[Form 4] Royalty Pharma plc Insider Trading Activity
Royalty Pharma's Form 4 reports that the reporting person listed as "Lloyd George W." (identified as EVP, Investments & CLO) acquired 3,696 Class A Ordinary Shares on 08/06/2025 through the settlement of Equity Performance Awards, an exempt acquisition pursuant to Rule 16b-3. The filing also records a disposition of 3,000 Class A shares and shows multiple indirect holdings held by several related entities and the reporting person's spouse.
Table II discloses limited partnership interests in RPI US Partners 2019, LP that are exchangeable: each RPI US LP Interest may be exchanged for ten Class B Interests, and each Class B Interest will be exchanged for one Class A Ordinary Share, meaning each LP interest converts into ten Class A shares. The filing lists underlying Class A equivalents of 581,730, 2,917,390, 2,726,720, 1,301,480 and 85,000 related to those interests. The form was signed by an attorney-in-fact on 08/08/2025.
- Exempt acquisition recorded: Settlement of Equity Performance Awards resulted in acquisition of 3,696 Class A Ordinary Shares on 08/06/2025 pursuant to Rule 16b-3.
- Detailed disclosure of indirect holdings: The filing lists sizeable indirect positions across related entities and spouse, including specific amounts such as 273,960 (IRA), 495,860 (GWL 2013 NG, LLC), 220,000 (GWL 2014 G, LLC), 52,000 (GWL 2020 G, LLC), 28,000 (GWL 2021 G, LLC), and 4,011.19 (Spouse).
- Reported disposition: A sale/disposition of 3,000 Class A shares is recorded in the filing.
- Exchangeable LP interests create conversion exposure: RPI US LP Interests are exchangeable into Class A shares at a 10:1 ratio, with underlying Class A equivalents disclosed as 581,730, 2,917,390, 2,726,720, 1,301,480 and 85,000, representing potential increases in Class A share equivalents if exchanged.
Insights
TL;DR: Insider award settlement modestly increases direct holdings; sizable exchangeable LP interests create clear, disclosed conversion rights into Class A shares.
The filing documents an exempt acquisition of 3,696 Class A shares on 08/06/2025 via Equity Performance Award settlement and a reported disposal of 3,000 shares.

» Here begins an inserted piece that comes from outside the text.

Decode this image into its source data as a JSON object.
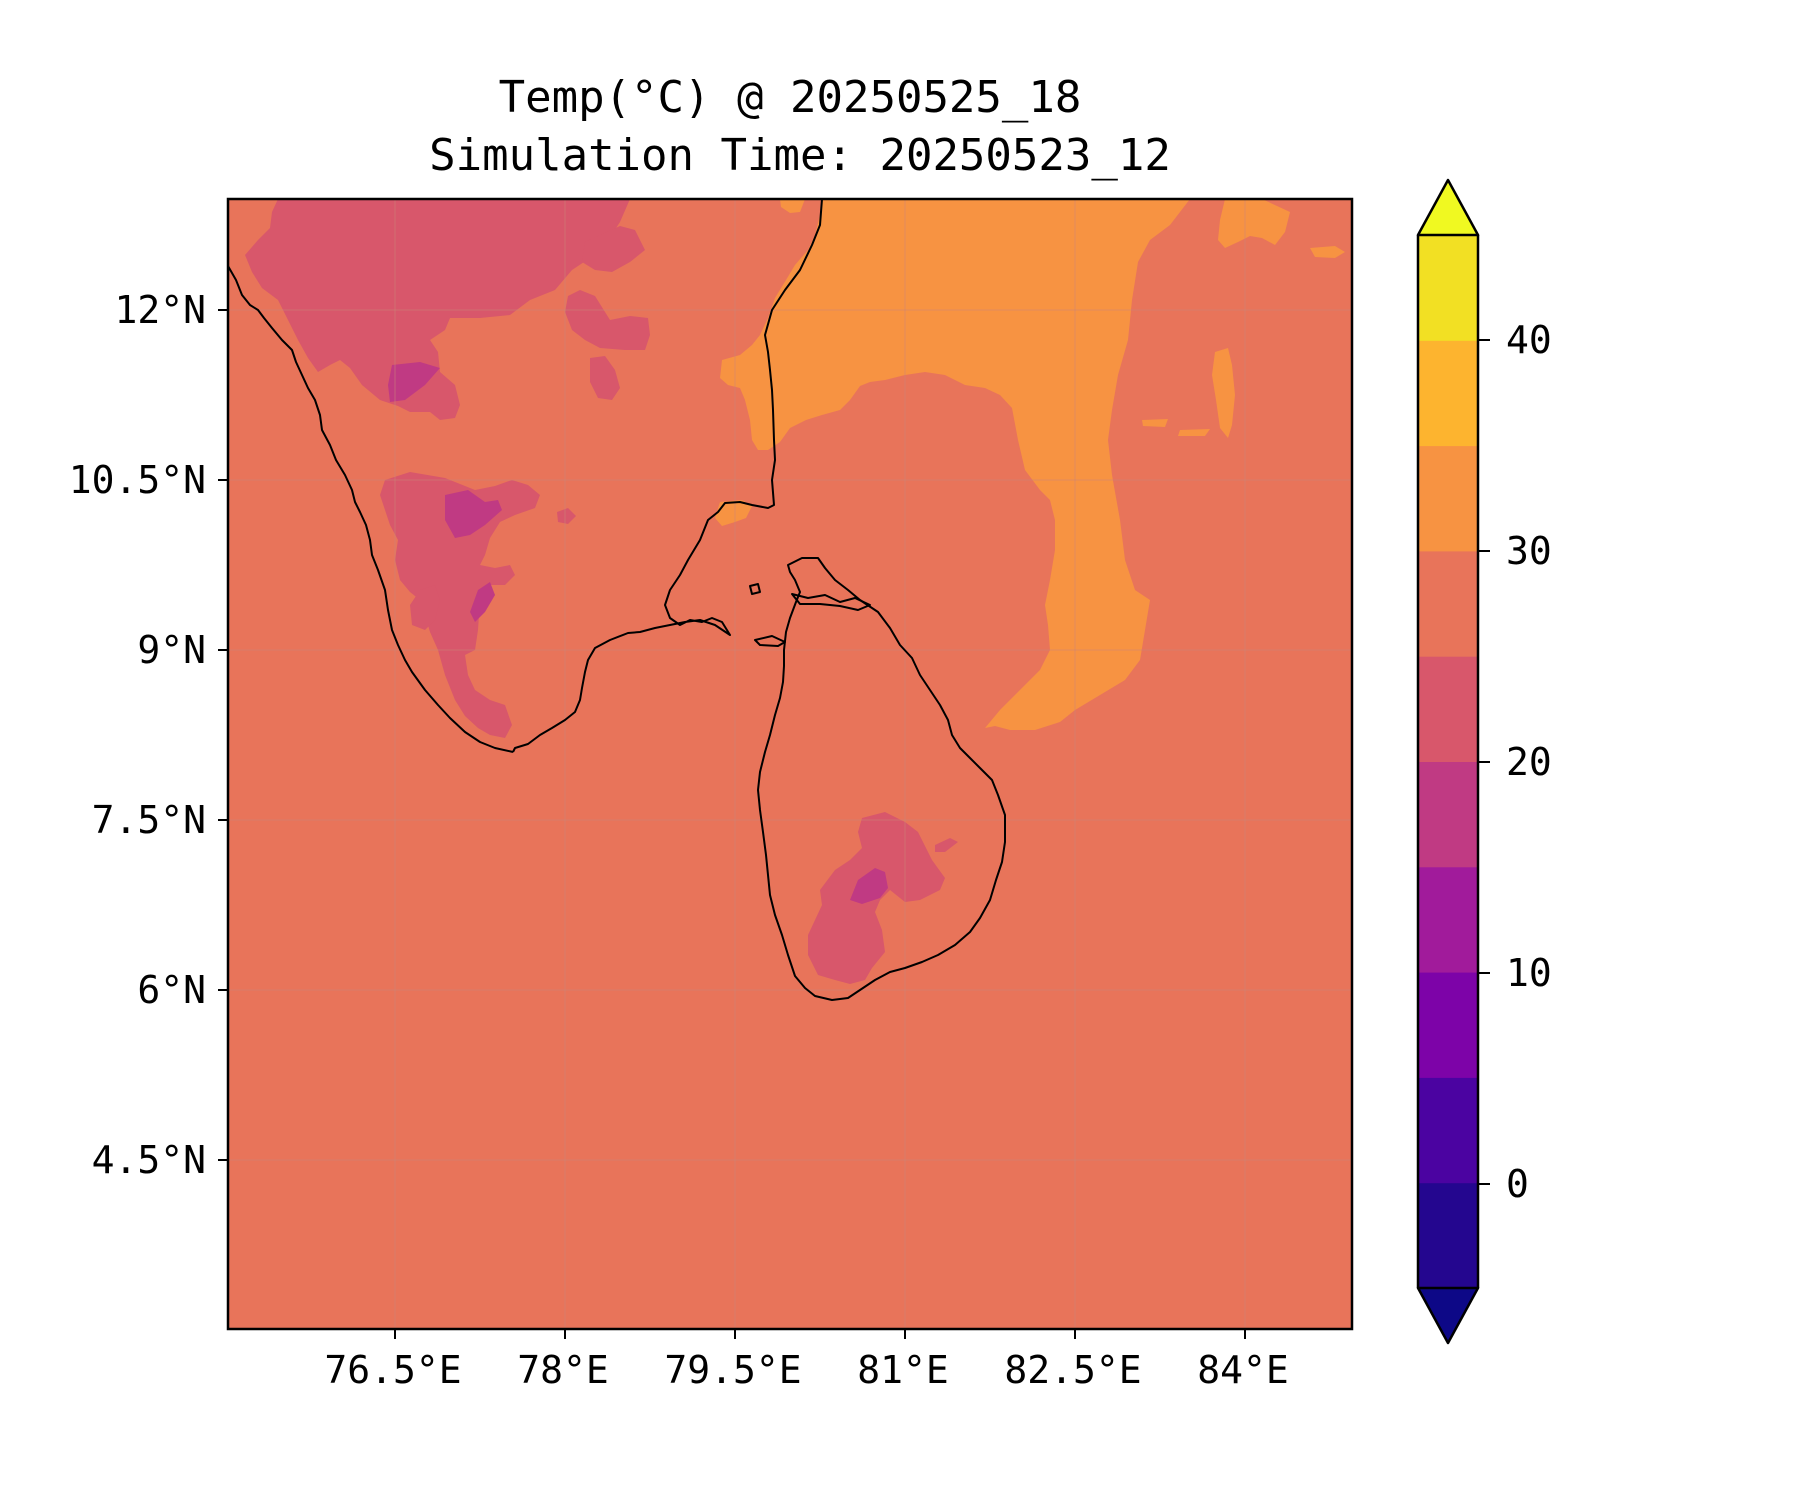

Of particular note are the RPI US Partners 2019, LP interests that are explicitly exchangeable at a 10:1 ratio into Class A shares (each LP interest -> ten Class A shares). The filing lists explicit underlying Class A equivalents totaling multiple millions of shares across related entities, which is important for capital structure considerations. The transaction itself appears routine for an officer compensation settlement and is disclosed under Rule 16 reporting requirements.

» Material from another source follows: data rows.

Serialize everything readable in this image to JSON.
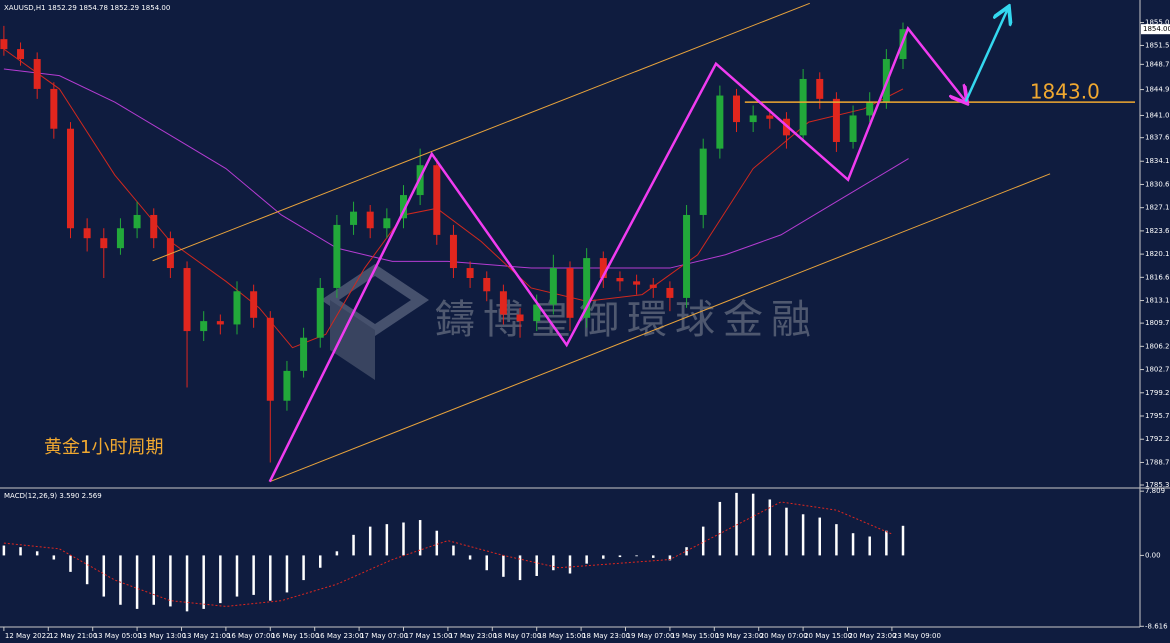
{
  "chart_data": [
    {
      "type": "candlestick",
      "title": "XAUUSD,H1  1852.29 1854.78 1852.29 1854.00",
      "annotation": "黄金1小时周期",
      "watermark": "鑄博皇御環球金融",
      "up_color": "#22a83a",
      "down_color": "#e0261e",
      "xlim": [
        -0.7,
        204.7
      ],
      "ylim": [
        1785.0,
        1858.4
      ],
      "yticks": [
        {
          "value": 1855,
          "label": "1855.00"
        },
        {
          "value": 1851.55,
          "label": "1851.55"
        },
        {
          "value": 1848.7,
          "label": "1848.70"
        },
        {
          "value": 1844.9,
          "label": "1844.90"
        },
        {
          "value": 1841,
          "label": "1841.00"
        },
        {
          "value": 1837.65,
          "label": "1837.65"
        },
        {
          "value": 1834.1,
          "label": "1834.10"
        },
        {
          "value": 1830.6,
          "label": "1830.60"
        },
        {
          "value": 1827.1,
          "label": "1827.10"
        },
        {
          "value": 1823.6,
          "label": "1823.60"
        },
        {
          "value": 1820.1,
          "label": "1820.10"
        },
        {
          "value": 1816.6,
          "label": "1816.60"
        },
        {
          "value": 1813.1,
          "label": "1813.10"
        },
        {
          "value": 1809.7,
          "label": "1809.70"
        },
        {
          "value": 1806.2,
          "label": "1806.20"
        },
        {
          "value": 1802.7,
          "label": "1802.70"
        },
        {
          "value": 1799.2,
          "label": "1799.20"
        },
        {
          "value": 1795.7,
          "label": "1795.70"
        },
        {
          "value": 1792.2,
          "label": "1792.20"
        },
        {
          "value": 1788.7,
          "label": "1788.70"
        },
        {
          "value": 1785.3,
          "label": "1785.30"
        }
      ],
      "current_price": {
        "value": 1854,
        "label": "1854.00"
      },
      "x": [
        0,
        3,
        6,
        9,
        12,
        15,
        18,
        21,
        24,
        27,
        30,
        33,
        36,
        39,
        42,
        45,
        48,
        51,
        54,
        57,
        60,
        63,
        66,
        69,
        72,
        75,
        78,
        81,
        84,
        87,
        90,
        93,
        96,
        99,
        102,
        105,
        108,
        111,
        114,
        117,
        120,
        123,
        126,
        129,
        132,
        135,
        138,
        141,
        144,
        147,
        150,
        153,
        156,
        159,
        162
      ],
      "open": [
        1852.5,
        1851.0,
        1849.5,
        1845.0,
        1839.0,
        1824.0,
        1822.5,
        1821.0,
        1824.0,
        1826.0,
        1822.5,
        1818.0,
        1808.5,
        1810.0,
        1809.5,
        1814.5,
        1810.5,
        1798.0,
        1802.5,
        1807.5,
        1815.0,
        1824.5,
        1826.5,
        1824.0,
        1825.5,
        1829.0,
        1833.5,
        1823.0,
        1818.0,
        1816.5,
        1814.5,
        1811.0,
        1810.0,
        1812.5,
        1818.0,
        1810.5,
        1819.5,
        1816.5,
        1816.0,
        1815.5,
        1815.0,
        1813.5,
        1826.0,
        1836.0,
        1844.0,
        1840.0,
        1841.0,
        1840.5,
        1838.0,
        1846.5,
        1843.5,
        1837.0,
        1841.0,
        1843.0,
        1849.5
      ],
      "high": [
        1854.5,
        1852.0,
        1850.5,
        1846.0,
        1840.0,
        1825.5,
        1824.0,
        1825.5,
        1828.0,
        1827.0,
        1823.5,
        1819.0,
        1811.5,
        1811.0,
        1816.0,
        1815.5,
        1811.5,
        1804.0,
        1809.0,
        1816.5,
        1826.0,
        1828.0,
        1827.5,
        1827.0,
        1830.5,
        1836.0,
        1834.5,
        1824.5,
        1819.0,
        1817.5,
        1815.5,
        1812.0,
        1814.0,
        1820.0,
        1819.0,
        1821.0,
        1820.5,
        1817.5,
        1817.0,
        1816.5,
        1816.0,
        1827.5,
        1837.5,
        1845.5,
        1845.0,
        1842.5,
        1842.0,
        1841.5,
        1848.0,
        1847.5,
        1844.5,
        1842.5,
        1844.5,
        1851.0,
        1855.0
      ],
      "low": [
        1850.0,
        1848.5,
        1843.5,
        1837.5,
        1822.5,
        1820.5,
        1816.5,
        1820.0,
        1822.5,
        1821.0,
        1816.5,
        1800.0,
        1807.0,
        1808.0,
        1808.0,
        1809.0,
        1788.7,
        1796.5,
        1801.5,
        1806.0,
        1813.5,
        1823.0,
        1822.5,
        1822.5,
        1824.0,
        1827.5,
        1821.5,
        1816.5,
        1815.0,
        1813.0,
        1809.5,
        1807.5,
        1808.5,
        1811.0,
        1808.5,
        1809.0,
        1815.0,
        1814.5,
        1814.0,
        1813.5,
        1811.5,
        1812.0,
        1824.0,
        1834.5,
        1838.5,
        1838.5,
        1839.0,
        1836.0,
        1837.0,
        1842.0,
        1835.5,
        1836.0,
        1840.0,
        1842.0,
        1848.0
      ],
      "close": [
        1851.0,
        1849.5,
        1845.0,
        1839.0,
        1824.0,
        1822.5,
        1821.0,
        1824.0,
        1826.0,
        1822.5,
        1818.0,
        1808.5,
        1810.0,
        1809.5,
        1814.5,
        1810.5,
        1798.0,
        1802.5,
        1807.5,
        1815.0,
        1824.5,
        1826.5,
        1824.0,
        1825.5,
        1829.0,
        1833.5,
        1823.0,
        1818.0,
        1816.5,
        1814.5,
        1811.0,
        1810.0,
        1812.5,
        1818.0,
        1810.5,
        1819.5,
        1816.5,
        1816.0,
        1815.5,
        1815.0,
        1813.5,
        1826.0,
        1836.0,
        1844.0,
        1840.0,
        1841.0,
        1840.5,
        1838.0,
        1846.5,
        1843.5,
        1837.0,
        1841.0,
        1843.0,
        1849.5,
        1854.0
      ],
      "ma_fast": {
        "color": "#d0281e",
        "x": [
          0,
          10,
          20,
          30,
          40,
          46,
          52,
          58,
          65,
          72,
          78,
          86,
          95,
          105,
          115,
          125,
          135,
          145,
          155,
          162
        ],
        "values": [
          1851,
          1845,
          1832,
          1822,
          1816,
          1812,
          1806,
          1808,
          1818,
          1826,
          1827,
          1822,
          1815,
          1813,
          1814,
          1820,
          1833,
          1840,
          1842,
          1845
        ]
      },
      "ma_slow": {
        "color": "#b43cd2",
        "x": [
          0,
          10,
          20,
          30,
          40,
          50,
          60,
          70,
          80,
          95,
          110,
          120,
          130,
          140,
          150,
          160,
          163
        ],
        "values": [
          1848,
          1847,
          1843,
          1838,
          1833,
          1826,
          1821,
          1819,
          1819,
          1818,
          1818,
          1818,
          1820,
          1823,
          1828,
          1833,
          1834.5
        ]
      },
      "channel_color": "#e8a33c",
      "channel_upper": {
        "x": [
          26.8,
          145.2
        ],
        "y": [
          1819.1,
          1857.9
        ]
      },
      "channel_lower": {
        "x": [
          47.9,
          188.5
        ],
        "y": [
          1785.8,
          1832.2
        ]
      },
      "zigzag": {
        "color": "#f03cf0",
        "x": [
          47.9,
          77.1,
          101.4,
          128.3,
          152.1,
          162.9,
          173.3
        ],
        "y": [
          1785.8,
          1835.2,
          1806.4,
          1848.8,
          1831.3,
          1854.1,
          1843.1
        ]
      },
      "arrow": {
        "color": "#34d8f0",
        "x": [
          173.3,
          180.9
        ],
        "y": [
          1843.1,
          1857.1
        ]
      },
      "level": {
        "value": 1843.0,
        "label": "1843.0",
        "color": "#f0a830",
        "x": [
          133.5,
          203.8
        ]
      }
    },
    {
      "type": "macd",
      "title": "MACD(12,26,9) 3.590 2.569",
      "xlim": [
        -0.7,
        204.7
      ],
      "ylim": [
        -8.7,
        7.95
      ],
      "yticks": [
        7.809,
        {
          "value": 0,
          "label": "0.00"
        },
        -8.616
      ],
      "x": [
        0,
        3,
        6,
        9,
        12,
        15,
        18,
        21,
        24,
        27,
        30,
        33,
        36,
        39,
        42,
        45,
        48,
        51,
        54,
        57,
        60,
        63,
        66,
        69,
        72,
        75,
        78,
        81,
        84,
        87,
        90,
        93,
        96,
        99,
        102,
        105,
        108,
        111,
        114,
        117,
        120,
        123,
        126,
        129,
        132,
        135,
        138,
        141,
        144,
        147,
        150,
        153,
        156,
        159,
        162
      ],
      "values": [
        1.2,
        1.0,
        0.5,
        -0.5,
        -2.0,
        -3.5,
        -5.0,
        -6.0,
        -6.5,
        -6.0,
        -6.2,
        -6.8,
        -6.5,
        -5.8,
        -5.0,
        -4.8,
        -5.5,
        -4.5,
        -3.0,
        -1.5,
        0.5,
        2.5,
        3.5,
        3.8,
        4.0,
        4.3,
        3.0,
        1.2,
        -0.5,
        -1.8,
        -2.6,
        -3.0,
        -2.5,
        -1.8,
        -2.2,
        -1.0,
        -0.4,
        -0.2,
        -0.1,
        -0.3,
        -0.6,
        1.0,
        3.5,
        6.5,
        7.6,
        7.5,
        6.8,
        5.8,
        5.0,
        4.6,
        3.8,
        2.7,
        2.3,
        3.0,
        3.6
      ],
      "color": "#ffffff",
      "signal": {
        "color": "#e0261e",
        "x": [
          0,
          10,
          20,
          30,
          40,
          50,
          60,
          70,
          80,
          90,
          100,
          110,
          120,
          130,
          140,
          150,
          160
        ],
        "values": [
          1.5,
          0.8,
          -3,
          -5.5,
          -6.2,
          -5.5,
          -3.5,
          -0.5,
          1.8,
          0,
          -1.5,
          -1.0,
          -0.5,
          3,
          6.5,
          5.5,
          2.6
        ]
      },
      "xticks": [
        {
          "value": 0,
          "label": "12 May 2022"
        },
        {
          "value": 8,
          "label": "12 May 21:00"
        },
        {
          "value": 16,
          "label": "13 May 05:00"
        },
        {
          "value": 24,
          "label": "13 May 13:00"
        },
        {
          "value": 32,
          "label": "13 May 21:00"
        },
        {
          "value": 40,
          "label": "16 May 07:00"
        },
        {
          "value": 48,
          "label": "16 May 15:00"
        },
        {
          "value": 56,
          "label": "16 May 23:00"
        },
        {
          "value": 64,
          "label": "17 May 07:00"
        },
        {
          "value": 72,
          "label": "17 May 15:00"
        },
        {
          "value": 80,
          "label": "17 May 23:00"
        },
        {
          "value": 88,
          "label": "18 May 07:00"
        },
        {
          "value": 96,
          "label": "18 May 15:00"
        },
        {
          "value": 104,
          "label": "18 May 23:00"
        },
        {
          "value": 112,
          "label": "19 May 07:00"
        },
        {
          "value": 120,
          "label": "19 May 15:00"
        },
        {
          "value": 128,
          "label": "19 May 23:00"
        },
        {
          "value": 136,
          "label": "20 May 07:00"
        },
        {
          "value": 144,
          "label": "20 May 15:00"
        },
        {
          "value": 152,
          "label": "20 May 23:00"
        },
        {
          "value": 160,
          "label": "23 May 09:00"
        }
      ]
    }
  ]
}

TL;DR: Standard insider reporting and conversion mechanics disclosed; the document increases transparency about related-party indirect holdings and conversion rights.

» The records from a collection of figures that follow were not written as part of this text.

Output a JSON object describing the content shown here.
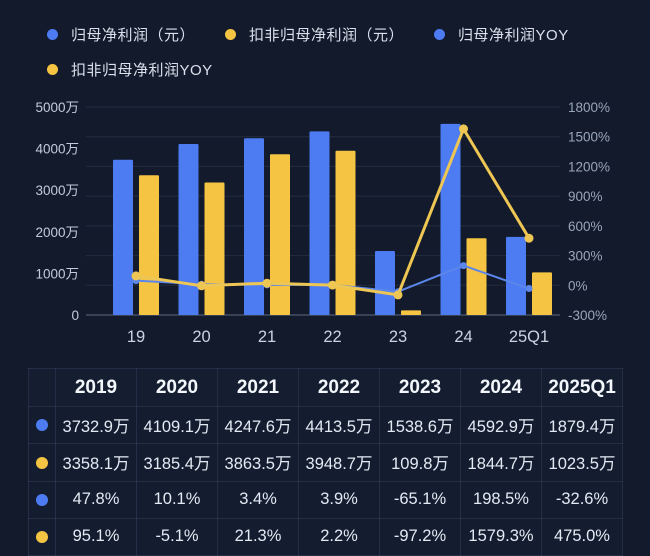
{
  "legend": {
    "rows": [
      [
        {
          "id": "net-profit",
          "label": "归母净利润（元）",
          "color_key": "blue"
        },
        {
          "id": "deducted-net-profit",
          "label": "扣非归母净利润（元）",
          "color_key": "yellow"
        },
        {
          "id": "net-profit-yoy",
          "label": "归母净利润YOY",
          "color_key": "blue"
        }
      ],
      [
        {
          "id": "deducted-net-profit-yoy",
          "label": "扣非归母净利润YOY",
          "color_key": "yellow"
        }
      ]
    ]
  },
  "chart_data": {
    "type": "bar+line",
    "categories": [
      "19",
      "20",
      "21",
      "22",
      "23",
      "24",
      "25Q1"
    ],
    "left_axis": {
      "unit": "万",
      "min": 0,
      "max": 5000,
      "ticks": [
        "5000万",
        "4000万",
        "3000万",
        "2000万",
        "1000万",
        "0"
      ]
    },
    "right_axis": {
      "unit": "%",
      "min": -300,
      "max": 1800,
      "ticks": [
        "1800%",
        "1500%",
        "1200%",
        "900%",
        "600%",
        "300%",
        "0%",
        "-300%"
      ]
    },
    "grid": "horizontal",
    "legend_position": "top",
    "series": [
      {
        "name": "归母净利润（元）",
        "type": "bar",
        "axis": "left",
        "color_key": "blue",
        "values": [
          3732.9,
          4109.1,
          4247.6,
          4413.5,
          1538.6,
          4592.9,
          1879.4
        ]
      },
      {
        "name": "扣非归母净利润（元）",
        "type": "bar",
        "axis": "left",
        "color_key": "yellow",
        "values": [
          3358.1,
          3185.4,
          3863.5,
          3948.7,
          109.8,
          1844.7,
          1023.5
        ]
      },
      {
        "name": "归母净利润YOY",
        "type": "line",
        "axis": "right",
        "color_key": "line_blue",
        "values": [
          47.8,
          10.1,
          3.4,
          3.9,
          -65.1,
          198.5,
          -32.6
        ]
      },
      {
        "name": "扣非归母净利润YOY",
        "type": "line",
        "axis": "right",
        "color_key": "line_yellow",
        "values": [
          95.1,
          -5.1,
          21.3,
          2.2,
          -97.2,
          1579.3,
          475.0
        ]
      }
    ]
  },
  "table": {
    "header": [
      "",
      "2019",
      "2020",
      "2021",
      "2022",
      "2023",
      "2024",
      "2025Q1"
    ],
    "rows": [
      {
        "marker": "blue",
        "series": "归母净利润（元）",
        "cells": [
          "3732.9万",
          "4109.1万",
          "4247.6万",
          "4413.5万",
          "1538.6万",
          "4592.9万",
          "1879.4万"
        ]
      },
      {
        "marker": "yellow",
        "series": "扣非归母净利润（元）",
        "cells": [
          "3358.1万",
          "3185.4万",
          "3863.5万",
          "3948.7万",
          "109.8万",
          "1844.7万",
          "1023.5万"
        ]
      },
      {
        "marker": "blue",
        "series": "归母净利润YOY",
        "cells": [
          "47.8%",
          "10.1%",
          "3.4%",
          "3.9%",
          "-65.1%",
          "198.5%",
          "-32.6%"
        ]
      },
      {
        "marker": "yellow",
        "series": "扣非归母净利润YOY",
        "cells": [
          "95.1%",
          "-5.1%",
          "21.3%",
          "2.2%",
          "-97.2%",
          "1579.3%",
          "475.0%"
        ]
      }
    ]
  },
  "colors": {
    "background": "#121a2b",
    "blue": "#4d7bf1",
    "yellow": "#f5c443",
    "line_blue": "#5b86ea",
    "line_yellow": "#eec653",
    "grid": "rgba(148,166,205,0.14)",
    "baseline": "#5c6981",
    "axis_text_left": "#c4cbd9",
    "axis_text_right": "#99a5bb",
    "x_label": "#ccd3e0",
    "legend_text": "#dbe1ec",
    "table_border": "rgba(130,152,205,0.16)",
    "table_text": "#e4eaf4",
    "header_text": "#f3f6fb"
  }
}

The Form 4 identifies the reporting person as an officer (EVP, Investments & CLO) and details an exempt award settlement of 3,696 Class A shares. The explanatory notes clearly state the mechanics by which RPI US LP Interests may be exchanged for Class A shares (ten Class A shares per LP interest via Class B Interests). The presence of multiple indirect holdings by affiliated LLCs and the spouse is fully disclosed with specific amounts. From a governance perspective, the filing is comprehensive and meets disclosure norms; it documents potential share-conversion pathways that investors should be able to quantify from the provided numbers.